Yeterli ve uygun nitelikte tuvalet ile banyonun olmayışı bile başlı başına bir bela. Çocuklar ve kadınlar bu beladan daha fazla etkileniyor. Afetlerden bile herkes eşit oranda etkilenmiyor nitekim. İstismar ve taciz potansiyelini artıran altyapısızlık da yakın vadede bir çözüme kavuşacağa benzemiyor.
Zafiyetlerin analizine geçmeden evvel afetin zahirî sebeplerine ana hatlarıyla değinelim. Öncelikle bunun muhtelif meteorolojik faktörün bir araya gelmesinden kaynaklandığını belirtelim. Birincil faktör, muson yağışları. Sind’de mevsim normallerinin 9, ülke genelinde ise 5 katı daha fazla yağışın düşmesinin hayra alamet olmayacağı açıktı. 8 hafta boyunca rekor kıran yağışlar rahmet sınırlarını geçip gazap raddesine çabucak vardı.
Doğrusu musonlar, İndüs Vadisi’nin çocukları için büyük bir kültürel mirastı. Folklorda, şiirde, hayat tarzında belirgin bir mührü vardı. Bölgenin kendine özgü bir ruha bürünmesinde musonların payı aşikârdı. Tarih boyunca ilham ve rızık kaynağı olmuş yağmurlar şimdi korku ve ölüm kaynağı hâlini almıştı.
İkinci faktör, buzulların ve karların erimesi. Pakistan, Kuzey Kutbu ve Antarktika dışında en fazla buzula ev sahipliği yapan ülke. Hindikuş, Karakuram ve Himalayalar’ın zirveleri 70 milyar ton ağırlığında 7200 buzulu koynunda saklıyor. Yüce dağların doruklarındaki buzullar tatlı su için ana kaynaktır ve bölgedeki bitkilerin de hayvanların da can damarıdır.
Bu buzullar, kar erime mevsiminde nehir sistemine canlılık kazandırır. Genellikle musonlarla aynı döneme denk gelmez fakat böyle bir kesişme olduğunda su taşkınları kaçınılmaz hâle gelir. Bu yıl Nisan ayı sıcaklık rekoru kırmıştı, üstüne kendi rekorunu kıran muson da eklenince felaket geliyorum diye bas bas bağırıyordu.
Bir kavle göre asıl felaket, Pakistan’ın altyapısı, daha doğrusu altyapısızlığıydı. Bunca yıkım ve kayıp, ani ve beklenmedik bir hava hâdisesinin neticesi olmaktan çok, erken uyarı sisteminin yokluğu ve geniş bir güvenlik açığından kaynaklanmaktaydı. Ne acıdır ki sele karşı en kayda değer savunma hatlarından bazıları sömürge döneminden kalma -çoğu bakımsız durumdaki- yapılardan ibaretti. 2010’daki ağır bilançoya rağmen ders çıkarılmamış, kriz yönetimi için gereken öncü adımlar bir türlü atılmamıştı.

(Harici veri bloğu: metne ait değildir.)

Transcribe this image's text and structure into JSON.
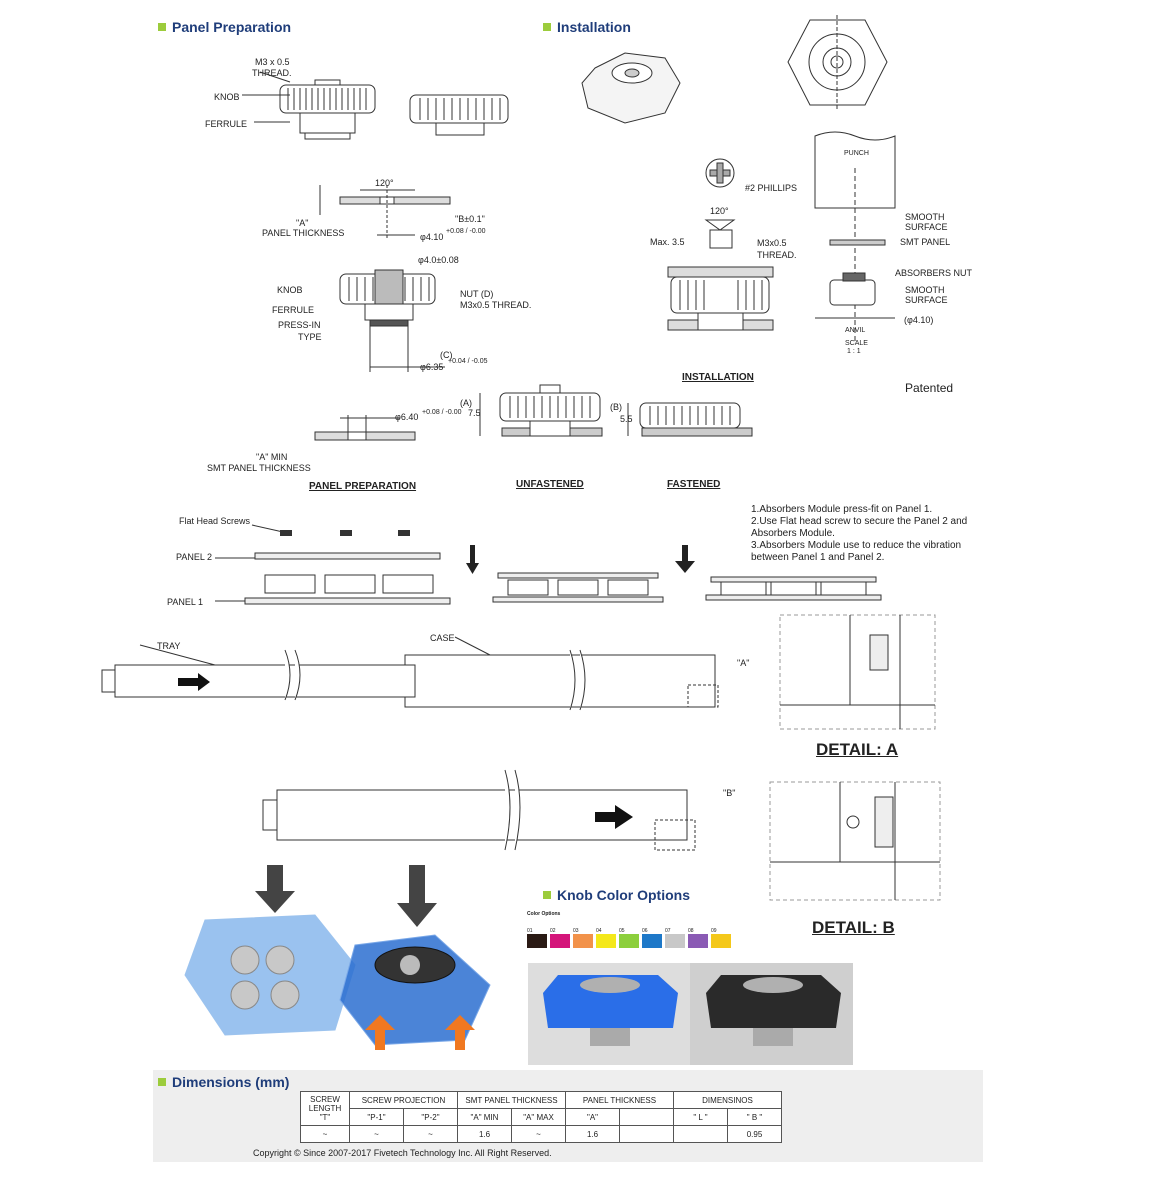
{
  "sections": {
    "panel_prep": "Panel Preparation",
    "installation": "Installation",
    "knob_colors": "Knob Color Options",
    "dimensions": "Dimensions (mm)"
  },
  "labels": {
    "m3_thread": "M3 x 0.5",
    "thread": "THREAD.",
    "knob": "KNOB",
    "ferrule": "FERRULE",
    "angle_120": "120°",
    "a_label": "\"A\"",
    "panel_thickness": "PANEL THICKNESS",
    "b_tol": "\"B±0.1\"",
    "phi410": "φ4.10",
    "phi410_tol": "+0.08 / -0.00",
    "phi40": "φ4.0±0.08",
    "nut_d": "NUT (D)",
    "m3_thread2": "M3x0.5 THREAD.",
    "press_in": "PRESS-IN",
    "type": "TYPE",
    "c_label": "(C)",
    "phi635": "φ6.35",
    "phi635_tol": "+0.04 / -0.05",
    "phi640": "φ6.40",
    "phi640_tol": "+0.08 / -0.00",
    "a_min": "\"A\" MIN",
    "smt_panel_thickness": "SMT PANEL THICKNESS",
    "panel_preparation": "PANEL PREPARATION",
    "unfastened": "UNFASTENED",
    "fastened": "FASTENED",
    "a_dim": "(A)",
    "a_val": "7.5",
    "b_dim": "(B)",
    "b_val": "5.5",
    "phillips": "#2 PHILLIPS",
    "max35": "Max. 3.5",
    "m3x05": "M3x0.5",
    "thread2": "THREAD.",
    "punch": "PUNCH",
    "smooth_surface": "SMOOTH",
    "surface": "SURFACE",
    "smt_panel": "SMT PANEL",
    "absorbers_nut": "ABSORBERS NUT",
    "smooth2": "SMOOTH",
    "surface2": "SURFACE",
    "phi410b": "(φ4.10)",
    "anvil": "ANVIL",
    "scale": "SCALE",
    "scale_val": "1 : 1",
    "installation_u": "INSTALLATION",
    "patented": "Patented",
    "flat_head": "Flat Head Screws",
    "panel2": "PANEL 2",
    "panel1": "PANEL 1",
    "tray": "TRAY",
    "case": "CASE",
    "a_callout": "\"A\"",
    "b_callout": "\"B\"",
    "detail_a": "DETAIL: A",
    "detail_b": "DETAIL: B",
    "color_options": "Color Options"
  },
  "notes": [
    "1.Absorbers Module press-fit on Panel 1.",
    "2.Use Flat head screw  to secure the Panel 2 and",
    "   Absorbers Module.",
    "3.Absorbers Module use to reduce the vibration",
    "   between Panel 1 and Panel 2."
  ],
  "swatches": [
    {
      "num": "01",
      "color": "#2a1a14"
    },
    {
      "num": "02",
      "color": "#d4157a"
    },
    {
      "num": "03",
      "color": "#f2924a"
    },
    {
      "num": "04",
      "color": "#f4e81a"
    },
    {
      "num": "05",
      "color": "#8ccf3c"
    },
    {
      "num": "06",
      "color": "#1e78c8"
    },
    {
      "num": "07",
      "color": "#c8c8c8"
    },
    {
      "num": "08",
      "color": "#8a5ab4"
    },
    {
      "num": "09",
      "color": "#f4c81a"
    }
  ],
  "table": {
    "h1": [
      "SCREW LENGTH \"T\"",
      "SCREW PROJECTION",
      "SMT PANEL THICKNESS",
      "PANEL THICKNESS",
      "DIMENSINOS"
    ],
    "h2": [
      "\"P-1\"",
      "\"P-2\"",
      "\"A\" MIN",
      "\"A\" MAX",
      "\"A\"",
      "",
      "\" L \"",
      "\" B \""
    ],
    "row": [
      "~",
      "~",
      "~",
      "1.6",
      "~",
      "1.6",
      "",
      "",
      "0.95"
    ]
  },
  "copyright": "Copyright © Since 2007-2017 Fivetech Technology Inc. All Right Reserved."
}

Muson ve buzul ülkesinde yağmur ve sel suları için kanalların olmayışını düşünsenize. Bütün yük kanalizasyon hatlarına binmekte, bu yükü taşıyamayan sistem içme sularını riske etmektedir. Drenaj sistemi güdük; barajlar ise sayıca çok az ve olanlar da kendilerini korumaktan aciz. Belucistan’daki barajların 11’inin sel baskınlarında tarumar olması örneğinde belli olduğu üzere. Yollar ve demiryolları menfezsiz. Elektrik direkleri açıktan gidiyor ve korunaksız. Görünen o ki, Pakistan tek ayaküstüne duruyor ve muson yumruklarına karşı herhangi bir raundu kazanması kolay değil.
Hasarın çoğu yağışın şiddetinden değil suların önünün tıkanmasından ileri geldi. Geçitler ve kıyılar gibi hassas yerlerdeki kontrolsüz ve kaçak yapılaşma, taşkın bölgelerindeki düzensiz inşaatlar karşısında “sel suları geçiş hakkını geri aldı.” Yerleşimlerin nehir yataklarına yapılmasına, büyük otel ve kuruluşların nehir kenarlarında inşa olunmasına ne demeli?

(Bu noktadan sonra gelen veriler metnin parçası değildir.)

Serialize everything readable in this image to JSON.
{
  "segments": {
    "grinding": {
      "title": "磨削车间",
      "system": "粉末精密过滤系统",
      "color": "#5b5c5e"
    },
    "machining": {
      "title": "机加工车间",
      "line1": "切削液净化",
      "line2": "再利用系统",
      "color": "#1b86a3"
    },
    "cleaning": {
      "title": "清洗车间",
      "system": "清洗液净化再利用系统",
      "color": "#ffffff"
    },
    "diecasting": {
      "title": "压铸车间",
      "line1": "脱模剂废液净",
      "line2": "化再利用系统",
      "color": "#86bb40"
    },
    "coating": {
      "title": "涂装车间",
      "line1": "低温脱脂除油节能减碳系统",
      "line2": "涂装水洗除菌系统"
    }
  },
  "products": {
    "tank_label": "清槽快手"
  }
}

Ya öfkeli musona karşı en doğal siper olan ormanları kendi elleriyle yok etmelerine! Sözüm ona güvenlik güçlerine rağmen kaçak ağaç kesimi hiç hız kesmedi. Pakistan’ın ağaç kesme yüzdesi dünya genelinin hep önünde oldu; ortalamadan yüksek ormansızlaşmanın bedelini ödüyor ülke. Ağaçlar aşırı yağışla meydana gelen tortulaşmayı kısıtlayıp toprağı tahkim eder. Ağaçsızlaşma, hele Pakistan için geleceksizleşme demektir.

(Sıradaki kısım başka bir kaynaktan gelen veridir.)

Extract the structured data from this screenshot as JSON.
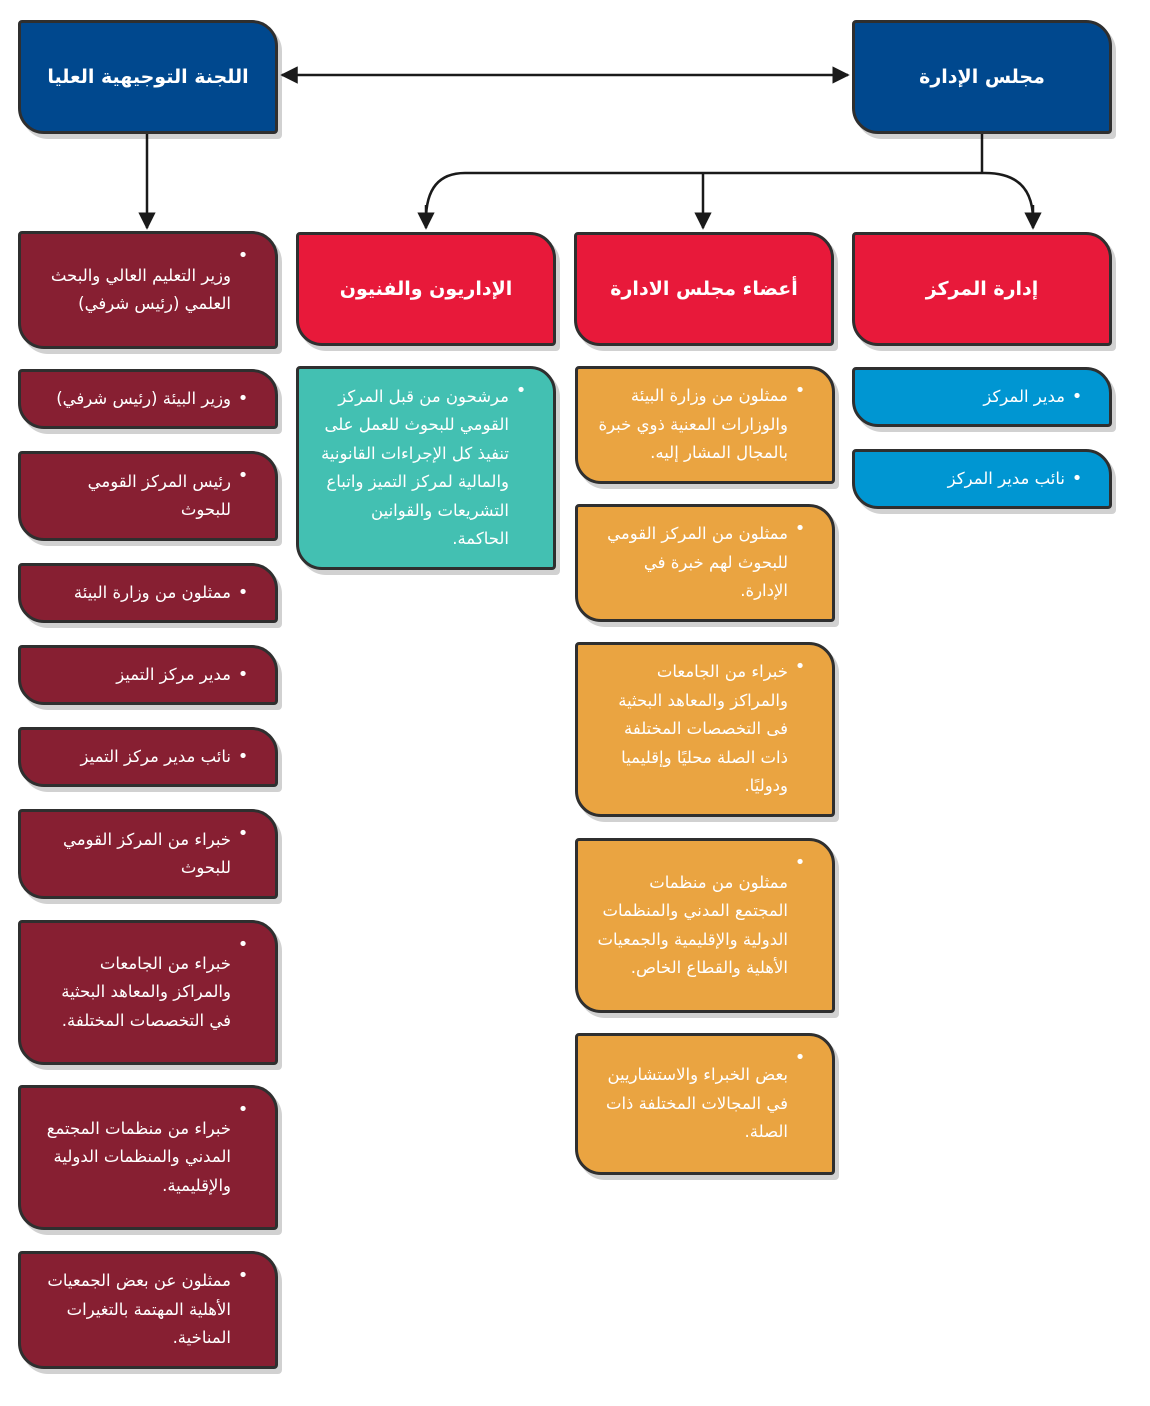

Veri toplama, haritalama, önceden planlama yönünde Pakistan’ın önünde uzun bir yol var. Daha esnek bir altyapı, ulaşım ve iletişim ağı için yeni bir afeti beklemeksizin harekete geçmeli. Uzun soluklu ve tutarlı bir strateji gerek. Bu kadar istikrarsız ve kırılgan bir ülke için aşırı talepler bunlar. Ülkeyi sel götürürken bile devrik lider İmran Han ile rakiplerinin var güçleriyle birbirleriyle uğraşmaları ibretlikti. Kurtarıcı rolü üstlenen ordunun 12. kolordu komutanını taşıyan helikopterin yağmura yenilip düşmesi ise sembolik değeri yüksek bir başka vakaydı.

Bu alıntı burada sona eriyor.